Selon la ministre de la Justice, Fanirisoa Ernaivo, la procédure de mise en accusation devant l’Assemblée nationale est désormais inscrite à l’ordre du jour parlementaire. Cette étape est indispensable avant toute saisine de la Haute Cour de justice, seule juridiction compétente pour juger un ancien chef de l’État.
Le gouvernement affiche sa volonté d’accélérer le calendrier. Mais en cas d’échec du vote parlementaire, les autorités évoquent déjà des “recours alternatifs”, incluant des poursuites de droit commun et des contestations sur le statut même de l’ancien président.
Cette position soulève toutefois des interrogations juridiques et politiques sur la cohérence de la procédure engagée.
Six mois de régime militaire : entre attentes et désillusion
Parallèlement, le pouvoir issu du Capsat, installé depuis six mois, fait face à un premier bilan contrasté dans l’opinion, notamment au sein de la jeunesse universitaire.
Sur le campus d’Ankatso, à Antananarivo, les étudiants interrogés évoquent un changement limité, voire une continuité déguisée des pratiques politiques anciennes.

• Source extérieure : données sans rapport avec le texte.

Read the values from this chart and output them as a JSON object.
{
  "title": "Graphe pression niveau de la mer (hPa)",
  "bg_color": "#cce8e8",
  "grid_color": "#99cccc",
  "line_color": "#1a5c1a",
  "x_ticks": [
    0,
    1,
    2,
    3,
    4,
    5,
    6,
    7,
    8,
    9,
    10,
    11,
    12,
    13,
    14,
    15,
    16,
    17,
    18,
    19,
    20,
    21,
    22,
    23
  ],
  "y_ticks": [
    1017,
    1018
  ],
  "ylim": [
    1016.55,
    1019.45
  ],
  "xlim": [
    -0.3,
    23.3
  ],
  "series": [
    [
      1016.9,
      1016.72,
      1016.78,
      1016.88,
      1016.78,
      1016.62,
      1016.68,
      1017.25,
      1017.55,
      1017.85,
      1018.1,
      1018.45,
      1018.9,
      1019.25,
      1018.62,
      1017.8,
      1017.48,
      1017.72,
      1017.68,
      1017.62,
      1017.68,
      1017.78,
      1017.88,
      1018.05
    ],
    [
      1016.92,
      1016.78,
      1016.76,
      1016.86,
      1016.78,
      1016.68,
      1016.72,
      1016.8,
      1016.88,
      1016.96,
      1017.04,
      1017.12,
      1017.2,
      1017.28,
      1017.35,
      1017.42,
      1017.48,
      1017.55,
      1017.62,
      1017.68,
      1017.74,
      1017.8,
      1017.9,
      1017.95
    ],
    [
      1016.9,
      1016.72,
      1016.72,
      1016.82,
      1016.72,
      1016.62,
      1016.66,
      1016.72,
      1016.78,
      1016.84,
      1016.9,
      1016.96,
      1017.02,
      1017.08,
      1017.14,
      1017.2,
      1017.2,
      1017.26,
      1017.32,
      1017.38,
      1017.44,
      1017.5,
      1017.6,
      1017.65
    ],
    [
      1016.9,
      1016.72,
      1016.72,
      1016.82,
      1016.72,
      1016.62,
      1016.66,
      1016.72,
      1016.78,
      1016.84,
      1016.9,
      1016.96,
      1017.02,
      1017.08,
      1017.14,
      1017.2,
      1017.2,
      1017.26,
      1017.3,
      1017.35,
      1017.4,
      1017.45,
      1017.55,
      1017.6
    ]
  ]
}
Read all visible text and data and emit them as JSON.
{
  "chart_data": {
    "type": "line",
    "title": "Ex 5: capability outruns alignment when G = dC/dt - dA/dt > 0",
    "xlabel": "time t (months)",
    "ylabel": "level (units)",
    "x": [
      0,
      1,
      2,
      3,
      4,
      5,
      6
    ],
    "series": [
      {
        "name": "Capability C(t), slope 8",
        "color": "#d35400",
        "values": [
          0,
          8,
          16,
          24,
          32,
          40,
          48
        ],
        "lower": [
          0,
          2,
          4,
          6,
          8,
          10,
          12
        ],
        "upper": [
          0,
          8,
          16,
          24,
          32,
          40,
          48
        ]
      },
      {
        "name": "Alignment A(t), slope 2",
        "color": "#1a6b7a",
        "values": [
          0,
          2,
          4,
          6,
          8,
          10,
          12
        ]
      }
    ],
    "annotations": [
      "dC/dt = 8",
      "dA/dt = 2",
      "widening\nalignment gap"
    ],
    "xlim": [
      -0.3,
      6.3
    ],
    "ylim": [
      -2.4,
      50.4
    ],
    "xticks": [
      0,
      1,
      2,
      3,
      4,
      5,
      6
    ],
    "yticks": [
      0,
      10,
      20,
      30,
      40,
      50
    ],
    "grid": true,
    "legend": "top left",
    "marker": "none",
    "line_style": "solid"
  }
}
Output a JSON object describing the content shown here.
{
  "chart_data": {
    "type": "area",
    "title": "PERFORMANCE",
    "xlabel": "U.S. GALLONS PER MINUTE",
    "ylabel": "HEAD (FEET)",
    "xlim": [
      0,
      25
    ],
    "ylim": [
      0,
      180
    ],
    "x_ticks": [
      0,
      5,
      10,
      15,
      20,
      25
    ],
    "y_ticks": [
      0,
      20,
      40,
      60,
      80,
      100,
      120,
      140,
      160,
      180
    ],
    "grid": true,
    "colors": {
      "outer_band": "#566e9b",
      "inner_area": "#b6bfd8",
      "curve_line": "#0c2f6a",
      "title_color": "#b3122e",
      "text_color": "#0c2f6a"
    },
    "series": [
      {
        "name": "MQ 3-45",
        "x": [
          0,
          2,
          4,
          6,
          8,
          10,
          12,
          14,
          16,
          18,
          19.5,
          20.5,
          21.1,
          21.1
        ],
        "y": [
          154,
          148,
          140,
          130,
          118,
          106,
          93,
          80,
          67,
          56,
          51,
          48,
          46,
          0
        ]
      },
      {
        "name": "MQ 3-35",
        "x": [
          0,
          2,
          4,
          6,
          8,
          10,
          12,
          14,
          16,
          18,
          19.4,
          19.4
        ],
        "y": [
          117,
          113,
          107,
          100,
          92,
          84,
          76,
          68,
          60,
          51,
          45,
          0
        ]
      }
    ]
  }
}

Si certains saluent une légère amélioration des coupures d’électricité, beaucoup dénoncent la persistance de la corruption, des pressions administratives et d’un climat politique jugé peu différent de celui du régime précédent.
Pour plusieurs étudiants, la “Refondation” annoncée peine à se traduire dans les faits. Les critiques portent autant sur l’absence de résultats économiques visibles que sur la continuité de certaines pratiques administratives.
Une jeunesse mobilisée mais déjà sceptique
La génération étudiante, pourtant à l’origine d’une partie de la contestation contre Rajoelina, exprime désormais une forme de désenchantement politique.
Les critiques visent notamment une communication gouvernementale jugée dominante par rapport aux résultats concrets, ainsi que la persistance de mécanismes de corruption dans les services publics et les transports.
Ce contraste entre attentes de rupture et réalité institutionnelle nourrit un sentiment de stagnation politique, malgré les promesses initiales de transformation profonde de l’État.
Le pari de la “concertation nationale de la jeunesse”
Face à ces critiques, les autorités ont lancé un processus de dialogue baptisé “concertation nationale de la jeunesse”, destiné à recueillir les attentes des jeunes avant une consultation plus large prévue en 2026.
Le gouvernement met en avant une volonté d’écoute et d’ouverture, notamment envers une génération qui a joué un rôle déterminant dans la crise politique récente.
Reste à savoir si cette initiative suffira à rétablir la confiance dans un contexte où la transition militaire est déjà confrontée à ses premières limites politiques et sociales.